1. Beef is rich in creatine.
Beef contains more creatine than any other food, making it particularly effective for muscle growth and strength enhancement. Creatine is a primary fuel source for muscles in the first few seconds of training, effectively replenishing adenosine triphosphate (ATP) and allowing training to continue for longer periods.
2. Beef contains vitamin B6.
The greater your protein requirements, the more vitamin B6 you should include in your diet. Beef contains ample vitamin B6, which can help boost your immunity, promote protein metabolism and synthesis, and thus aid in recovery after strenuous training. Beef's nutritional value is second only to rabbit meat, making it a suitable meat for overweight individuals. Every 100 grams of beef contains over 20 grams of protein, with a high content of essential amino acids and low levels of fat and cholesterol.
Therefore, it is especially suitable for obese people and those with high blood pressure, arteriosclerosis, coronary heart disease, and diabetes to consume in moderation. Some people often thaw frozen fish, meat, poultry, and other meats stored in the freezer by rinsing them with hot water before cooking, but this practice is actually unscientific.
3. Beef contains alkali.
Chicken and fish are low in alkalis and creatine, while beef is high in them. Alkalis primarily support fat metabolism and produce branched-chain amino acids, which are essential for muscle growth in bodybuilders.

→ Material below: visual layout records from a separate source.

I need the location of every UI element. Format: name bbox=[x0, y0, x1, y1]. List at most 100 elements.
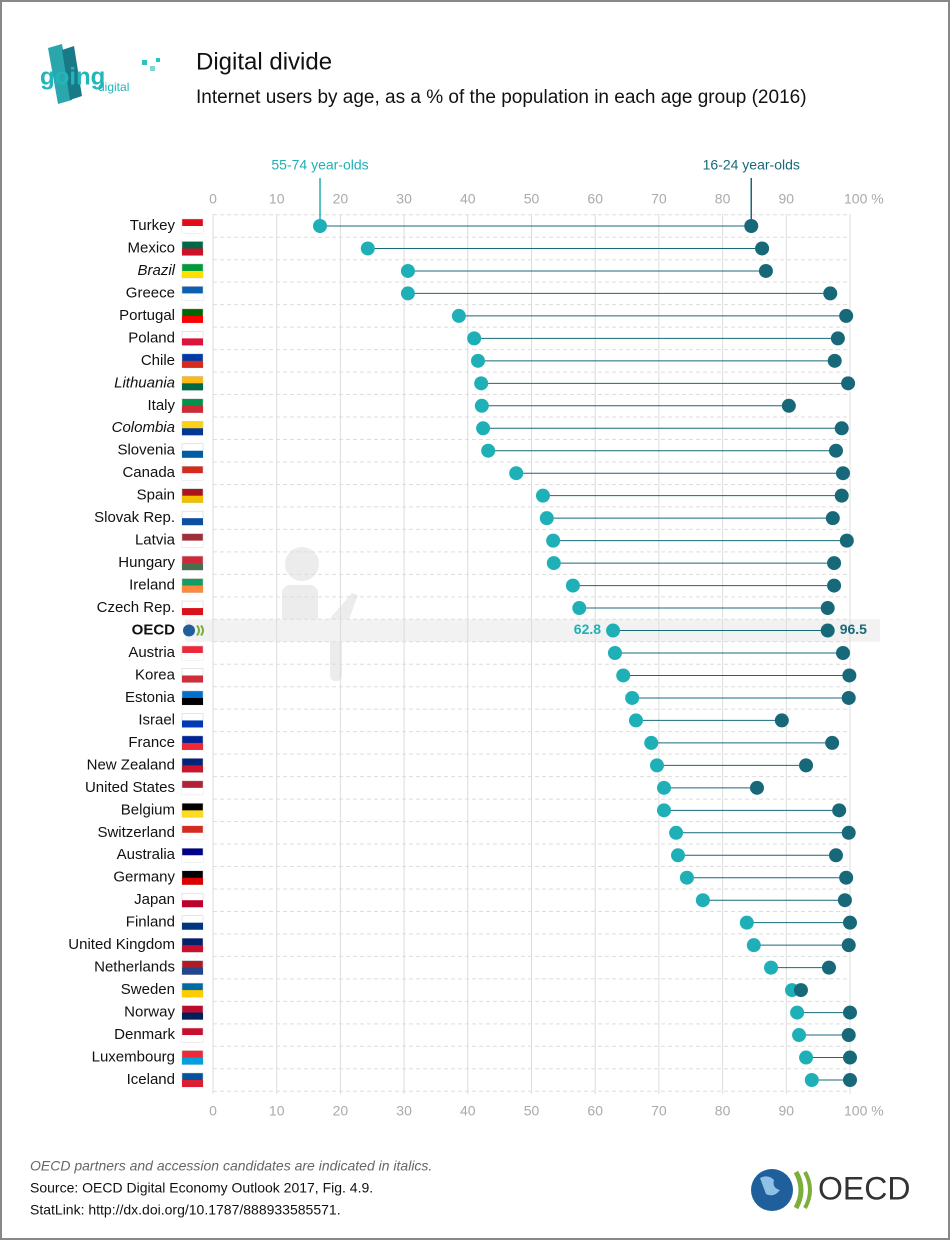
note: OECD partners and accession candidates a… bbox=[30, 1158, 432, 1174]
category-label: Turkey bbox=[130, 217, 176, 234]
dot bbox=[843, 1073, 857, 1087]
category-label: Germany bbox=[113, 869, 175, 886]
dot bbox=[509, 466, 524, 481]
flag bbox=[183, 624, 195, 637]
dot bbox=[746, 938, 761, 953]
dot bbox=[834, 421, 849, 436]
dot bbox=[792, 1028, 807, 1043]
flag bbox=[182, 765, 203, 773]
category-label: Poland bbox=[128, 329, 175, 346]
x-tick-label: 0 bbox=[209, 191, 217, 207]
data-label: 62.8 bbox=[574, 621, 601, 637]
flag bbox=[182, 450, 203, 458]
x-tick-label: 10 bbox=[269, 191, 285, 207]
category-label: Italy bbox=[147, 397, 175, 414]
dot bbox=[839, 533, 854, 548]
category-label: Greece bbox=[126, 284, 175, 301]
x-tick-label: 20 bbox=[333, 191, 349, 207]
dot bbox=[572, 601, 587, 616]
flag bbox=[182, 338, 203, 346]
dot bbox=[841, 825, 856, 840]
dot bbox=[476, 421, 491, 436]
oecd-logo: OECD bbox=[751, 1169, 910, 1211]
flag bbox=[182, 518, 203, 526]
dot bbox=[739, 915, 754, 930]
dot bbox=[799, 1050, 814, 1065]
dot bbox=[790, 1005, 805, 1020]
dot bbox=[793, 983, 808, 998]
dot bbox=[842, 668, 857, 683]
x-tick-label: 10 bbox=[269, 1103, 285, 1119]
dot bbox=[744, 219, 759, 233]
flag bbox=[182, 810, 203, 818]
dot bbox=[607, 646, 622, 660]
dot bbox=[821, 960, 836, 975]
category-label: Colombia bbox=[112, 419, 175, 436]
category-label: Ireland bbox=[129, 577, 175, 594]
flag bbox=[182, 248, 203, 256]
dot bbox=[451, 308, 466, 323]
x-tick-label: 80 bbox=[715, 191, 731, 207]
flag bbox=[182, 1035, 203, 1043]
dot bbox=[843, 1005, 857, 1020]
dot bbox=[834, 488, 849, 503]
x-tick-label: 100 % bbox=[844, 1103, 884, 1119]
legend-label: 55-74 year-olds bbox=[271, 157, 368, 173]
note: StatLink: http://dx.doi.org/10.1787/8889… bbox=[30, 1202, 341, 1218]
category-label: New Zealand bbox=[87, 756, 175, 773]
dot bbox=[625, 690, 640, 705]
category-label: Brazil bbox=[137, 262, 175, 279]
dot bbox=[535, 488, 550, 503]
legend-label: 16-24 year-olds bbox=[703, 157, 800, 173]
flag bbox=[182, 855, 203, 863]
dot bbox=[546, 556, 561, 571]
x-tick-label: 80 bbox=[715, 1103, 731, 1119]
dot bbox=[606, 623, 621, 638]
category-label: Belgium bbox=[121, 801, 175, 818]
category-label: OECD bbox=[132, 621, 176, 638]
flag bbox=[182, 900, 203, 908]
logo-text: OECD bbox=[818, 1170, 910, 1206]
dot bbox=[679, 870, 694, 885]
category-label: Israel bbox=[138, 711, 175, 728]
dot bbox=[481, 443, 496, 458]
dot bbox=[837, 893, 852, 908]
category-label: Luxembourg bbox=[92, 1048, 175, 1065]
flag bbox=[182, 608, 203, 616]
category-label: Portugal bbox=[119, 307, 175, 324]
flag bbox=[182, 1057, 203, 1065]
dot bbox=[827, 578, 842, 593]
category-label: Mexico bbox=[127, 239, 175, 256]
dot bbox=[616, 668, 631, 683]
x-tick-label: 40 bbox=[460, 1103, 476, 1119]
dot bbox=[400, 286, 415, 301]
category-label: Netherlands bbox=[94, 959, 175, 976]
flag bbox=[182, 877, 203, 885]
flag bbox=[182, 675, 203, 683]
x-tick-label: 90 bbox=[779, 191, 795, 207]
dot bbox=[828, 848, 843, 863]
dot bbox=[749, 780, 764, 795]
flag bbox=[182, 832, 203, 840]
flag bbox=[196, 624, 204, 637]
dot bbox=[467, 331, 482, 346]
flag bbox=[182, 540, 203, 548]
category-label: Finland bbox=[126, 914, 175, 931]
flag bbox=[182, 653, 203, 660]
category-label: Hungary bbox=[118, 554, 175, 571]
category-label: Japan bbox=[134, 891, 175, 908]
flag bbox=[182, 563, 203, 571]
dot bbox=[781, 398, 796, 413]
x-tick-label: 90 bbox=[779, 1103, 795, 1119]
category-label: United Kingdom bbox=[68, 936, 175, 953]
flag bbox=[182, 428, 203, 436]
dot bbox=[841, 938, 856, 953]
dot bbox=[546, 533, 561, 548]
dot bbox=[669, 825, 684, 840]
x-tick-label: 0 bbox=[209, 1103, 217, 1119]
dot bbox=[835, 466, 850, 481]
flag bbox=[182, 967, 203, 975]
category-label: Slovak Rep. bbox=[94, 509, 175, 526]
x-tick-label: 40 bbox=[460, 191, 476, 207]
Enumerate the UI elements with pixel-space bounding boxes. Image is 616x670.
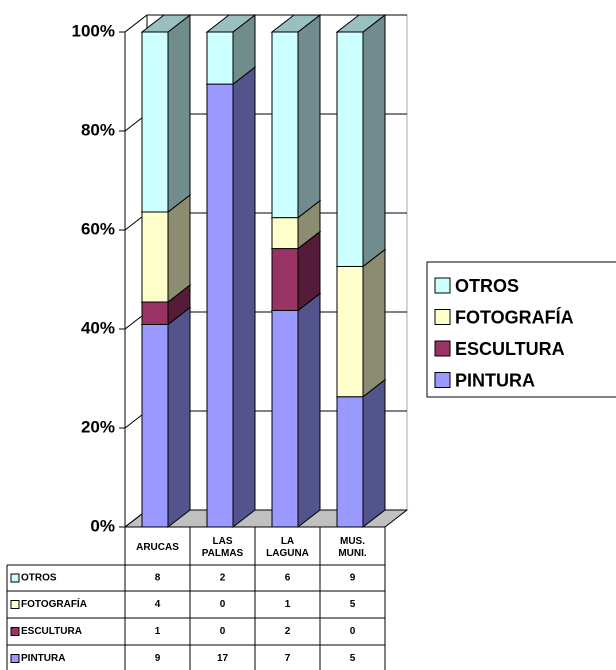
table-cell: 5 (350, 653, 356, 664)
bar (336, 31, 364, 267)
y-tick-label: 100% (72, 21, 115, 40)
y-tick-label: 0% (90, 516, 115, 535)
table-cell: 9 (350, 573, 356, 584)
bar (271, 217, 299, 250)
legend-label: ESCULTURA (455, 339, 565, 359)
bar (141, 301, 169, 325)
table-header: LAS PALMAS (202, 536, 244, 559)
table-cell: 5 (350, 599, 356, 610)
bar (271, 31, 299, 219)
bar-side (362, 248, 386, 398)
table-key (10, 627, 20, 636)
table-row-label: PINTURA (21, 653, 65, 664)
bar (336, 265, 364, 398)
table-cell: 0 (220, 626, 226, 637)
table-header: LA LAGUNA (266, 536, 309, 559)
bar (271, 248, 299, 311)
bar-side (167, 13, 191, 214)
bar-side (362, 378, 386, 529)
table-cell: 1 (155, 626, 161, 637)
table-cell: 4 (155, 599, 161, 610)
bar (206, 83, 234, 528)
table-cell: 0 (220, 599, 226, 610)
bar (141, 324, 169, 528)
bar (271, 309, 299, 528)
table-key (10, 654, 20, 663)
legend-swatch (434, 309, 451, 325)
legend-swatch (434, 340, 451, 357)
bar (336, 396, 364, 528)
legend-label: OTROS (455, 276, 519, 296)
table-cell: 7 (285, 653, 291, 664)
table-row-label: ESCULTURA (21, 626, 82, 637)
table-key (10, 600, 20, 609)
bar-side (167, 193, 191, 304)
table-cell: 2 (220, 573, 226, 584)
legend-swatch (434, 277, 451, 294)
y-tick-label: 60% (81, 219, 115, 238)
table-cell: 1 (285, 599, 291, 610)
bar-side (297, 13, 321, 219)
y-tick-label: 80% (81, 120, 115, 139)
table-row-label: OTROS (21, 573, 57, 584)
table-cell: 2 (285, 626, 291, 637)
table-cell: 9 (155, 653, 161, 664)
table-key (10, 573, 20, 583)
legend-label: FOTOGRAFÍA (455, 306, 574, 327)
bar-side (167, 306, 191, 529)
legend-label: PINTURA (455, 370, 535, 390)
table-cell: 8 (155, 573, 161, 584)
bar (206, 31, 234, 85)
bar (141, 31, 169, 213)
bar-side (232, 66, 256, 529)
y-tick-label: 20% (81, 417, 115, 436)
bar (141, 211, 169, 303)
table-header: ARUCAS (136, 542, 179, 553)
table-cell: 0 (350, 626, 356, 637)
table-cell: 17 (217, 653, 229, 664)
bar-side (297, 292, 321, 529)
legend-box (426, 261, 616, 398)
table-header: MUS. MUNI. (338, 536, 367, 559)
legend-swatch (434, 372, 451, 388)
y-tick-label: 40% (81, 318, 115, 337)
bar-side (362, 13, 386, 268)
table-cell: 6 (285, 573, 291, 584)
table-row-label: FOTOGRAFÍA (21, 597, 87, 610)
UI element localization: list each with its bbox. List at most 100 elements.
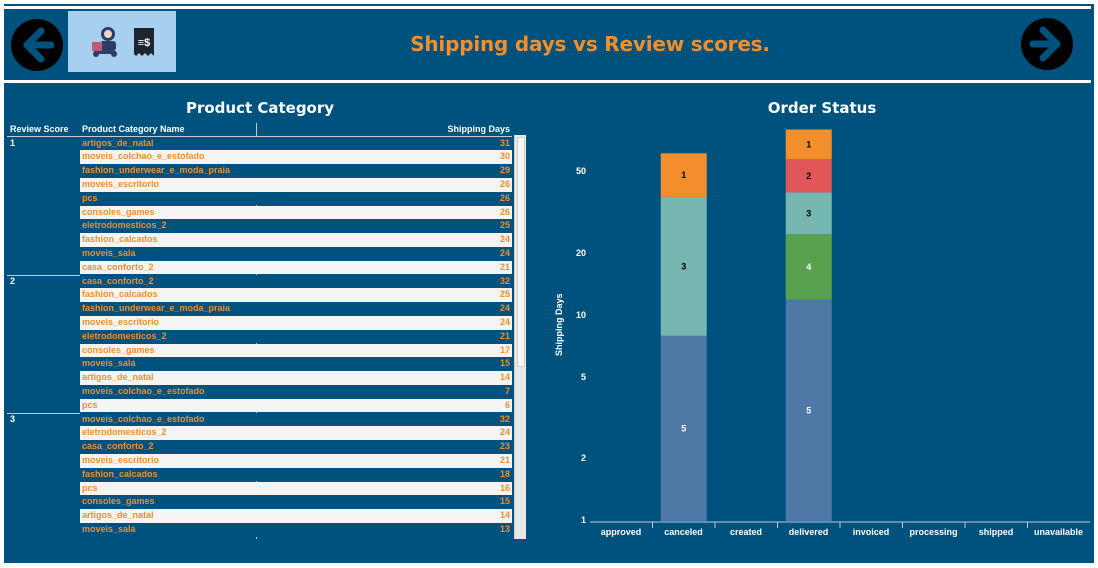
shipping-days-cell: 32: [499, 275, 510, 286]
review-score-cell: 1: [10, 137, 16, 148]
bar-segment-label: 5: [681, 423, 686, 433]
bar-segment-delivered-score-5[interactable]: [785, 299, 832, 521]
category-name-cell: consoles_games: [82, 344, 155, 355]
bar-segment-delivered-score-1[interactable]: [785, 129, 832, 160]
table-row[interactable]: pcs 6: [80, 398, 512, 413]
header-shipping-days: Shipping Days: [447, 124, 510, 134]
category-name-cell: artigos_de_natal: [82, 372, 154, 383]
category-name-cell: moveis_escritorio: [82, 178, 160, 189]
y-tick-label: 20: [575, 248, 586, 259]
shipping-days-cell: 14: [499, 510, 510, 521]
logo: ≡$: [68, 11, 176, 72]
shipping-days-cell: 23: [499, 441, 510, 452]
y-axis-label: Shipping Days: [554, 293, 564, 356]
category-name-cell: eletrodomesticos_2: [82, 220, 167, 231]
category-name-cell: pcs: [82, 192, 98, 203]
bar-segment-canceled-score-5[interactable]: [660, 335, 707, 521]
bar-segment-canceled-score-3[interactable]: [660, 196, 707, 336]
category-name-cell: moveis_colchao_e_estofado: [82, 413, 205, 424]
table-row[interactable]: moveis_sala 24: [80, 246, 512, 261]
shipping-days-cell: 24: [499, 247, 510, 258]
category-name-cell: fashion_calcados: [82, 289, 158, 300]
x-tick-label: unavailable: [1033, 527, 1084, 537]
table-row[interactable]: eletrodomesticos_2 21: [80, 329, 512, 344]
table-row[interactable]: artigos_de_natal 31: [80, 136, 512, 151]
shipping-days-cell: 31: [499, 137, 510, 148]
table-scrollbar[interactable]: [514, 135, 526, 539]
review-score-cell: 2: [10, 275, 16, 286]
bar-segment-delivered-score-2[interactable]: [785, 159, 832, 193]
bar-segment-label: 4: [806, 262, 811, 272]
x-tick-label: shipped: [978, 527, 1014, 537]
table-row[interactable]: moveis_colchao_e_estofado 32: [80, 412, 512, 427]
table-row[interactable]: consoles_games 26: [80, 205, 512, 220]
shipping-days-cell: 18: [499, 468, 510, 479]
shipping-days-cell: 16: [499, 482, 510, 493]
bar-segment-label: 5: [806, 405, 811, 415]
bar-segment-delivered-score-4[interactable]: [785, 234, 832, 300]
y-tick-label: 50: [575, 166, 586, 177]
shipping-days-cell: 15: [499, 496, 510, 507]
table-row[interactable]: artigos_de_natal 14: [80, 371, 512, 385]
category-name-cell: fashion_calcados: [82, 234, 158, 245]
shipping-days-cell: 15: [499, 358, 510, 369]
shipping-days-cell: 29: [499, 165, 510, 176]
y-tick-label: 2: [580, 453, 586, 464]
scrollbar-thumb[interactable]: [517, 137, 525, 367]
table-row[interactable]: fashion_calcados 18: [80, 467, 512, 482]
category-name-cell: eletrodomesticos_2: [82, 427, 167, 438]
shipping-days-cell: 32: [499, 413, 510, 424]
table-row[interactable]: moveis_escritorio 21: [80, 453, 512, 468]
shipping-days-cell: 25: [499, 220, 510, 231]
shipping-days-cell: 6: [504, 399, 510, 410]
shipping-days-cell: 21: [499, 454, 510, 465]
order-status-title: Order Status: [767, 99, 877, 117]
shipping-days-cell: 26: [499, 192, 510, 203]
shipping-days-cell: 13: [499, 523, 510, 534]
table-row[interactable]: fashion_calcados 24: [80, 233, 512, 247]
table-row[interactable]: eletrodomesticos_2 25: [80, 219, 512, 234]
table-row[interactable]: casa_conforto_2 32: [80, 274, 512, 289]
bar-segment-canceled-score-1[interactable]: [660, 153, 707, 197]
table-row[interactable]: moveis_colchao_e_estofado 30: [80, 150, 512, 165]
bar-segment-label: 1: [681, 170, 686, 180]
category-name-cell: eletrodomesticos_2: [82, 330, 167, 341]
category-name-cell: fashion_calcados: [82, 468, 158, 479]
category-name-cell: pcs: [82, 482, 98, 493]
table-row[interactable]: fashion_underwear_e_moda_praia 24: [80, 302, 512, 316]
forward-button[interactable]: [1021, 18, 1073, 70]
table-row[interactable]: fashion_underwear_e_moda_praia 29: [80, 164, 512, 178]
table-row[interactable]: pcs 16: [80, 481, 512, 496]
table-row[interactable]: moveis_sala 15: [80, 357, 512, 372]
category-name-cell: casa_conforto_2: [82, 261, 154, 272]
table-row[interactable]: fashion_calcados 25: [80, 288, 512, 303]
x-tick-label: created: [729, 527, 763, 537]
bar-segment-label: 1: [806, 139, 811, 149]
table-row[interactable]: moveis_escritorio 24: [80, 315, 512, 330]
category-name-cell: moveis_sala: [82, 247, 136, 258]
table-row[interactable]: consoles_games 17: [80, 343, 512, 358]
table-row[interactable]: consoles_games 15: [80, 495, 512, 510]
table-row[interactable]: eletrodomesticos_2 24: [80, 426, 512, 441]
category-name-cell: casa_conforto_2: [82, 441, 154, 452]
shipping-days-cell: 21: [499, 261, 510, 272]
shipping-days-cell: 24: [499, 303, 510, 314]
x-tick-label: delivered: [788, 527, 829, 537]
table-row[interactable]: artigos_de_natal 14: [80, 509, 512, 523]
category-name-cell: moveis_sala: [82, 358, 136, 369]
table-row[interactable]: pcs 26: [80, 191, 512, 206]
header-top-divider: [4, 6, 1091, 9]
shipping-days-cell: 7: [504, 385, 510, 396]
bar-segment-delivered-score-3[interactable]: [785, 192, 832, 235]
shipping-days-cell: 21: [499, 330, 510, 341]
shipping-days-cell: 24: [499, 427, 510, 438]
back-button[interactable]: [11, 19, 63, 71]
category-name-cell: moveis_colchao_e_estofado: [82, 385, 205, 396]
table-row[interactable]: casa_conforto_2 21: [80, 260, 512, 275]
category-name-cell: artigos_de_natal: [82, 137, 154, 148]
table-row[interactable]: casa_conforto_2 23: [80, 440, 512, 454]
table-row[interactable]: moveis_sala 13: [80, 522, 512, 537]
category-name-cell: artigos_de_natal: [82, 510, 154, 521]
table-row[interactable]: moveis_escritorio 26: [80, 177, 512, 192]
table-row[interactable]: moveis_colchao_e_estofado 7: [80, 384, 512, 399]
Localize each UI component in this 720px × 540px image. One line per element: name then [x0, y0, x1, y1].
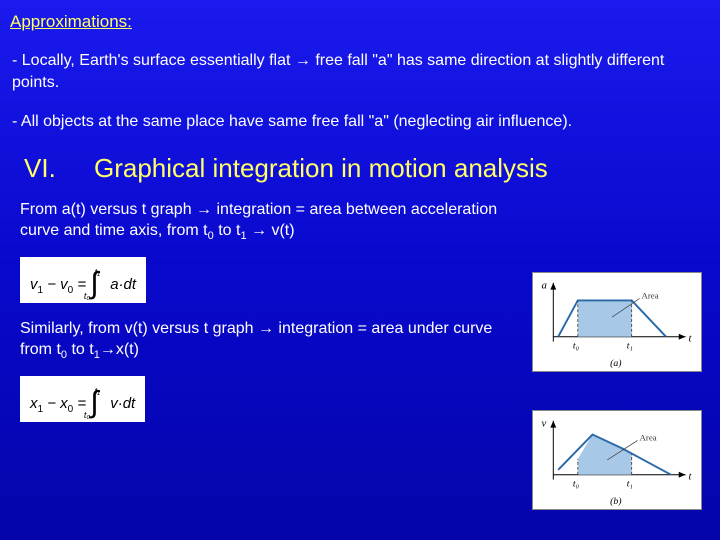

4. Beef contains potassium and protein.
Potassium is a mineral often lacking in the diets of most athletes. Low potassium levels can inhibit protein synthesis and growth hormone production, thus affecting muscle growth. Beef is rich in protein: just 4 lean sirloin pieces can provide 22 grams of high-quality protein.
Beef is low in fat but rich in conjugated linoleic acid (CLA), a potent antioxidant that can effectively combat tissue damage caused by exercise such as weightlifting. Additionally, CLA can also act as an antioxidant to maintain muscle mass.
Zinc from beef is more easily absorbed than zinc from plants. The human body absorbs 21% to 26% of the zinc from beef, compared to only 14% from whole wheat bread.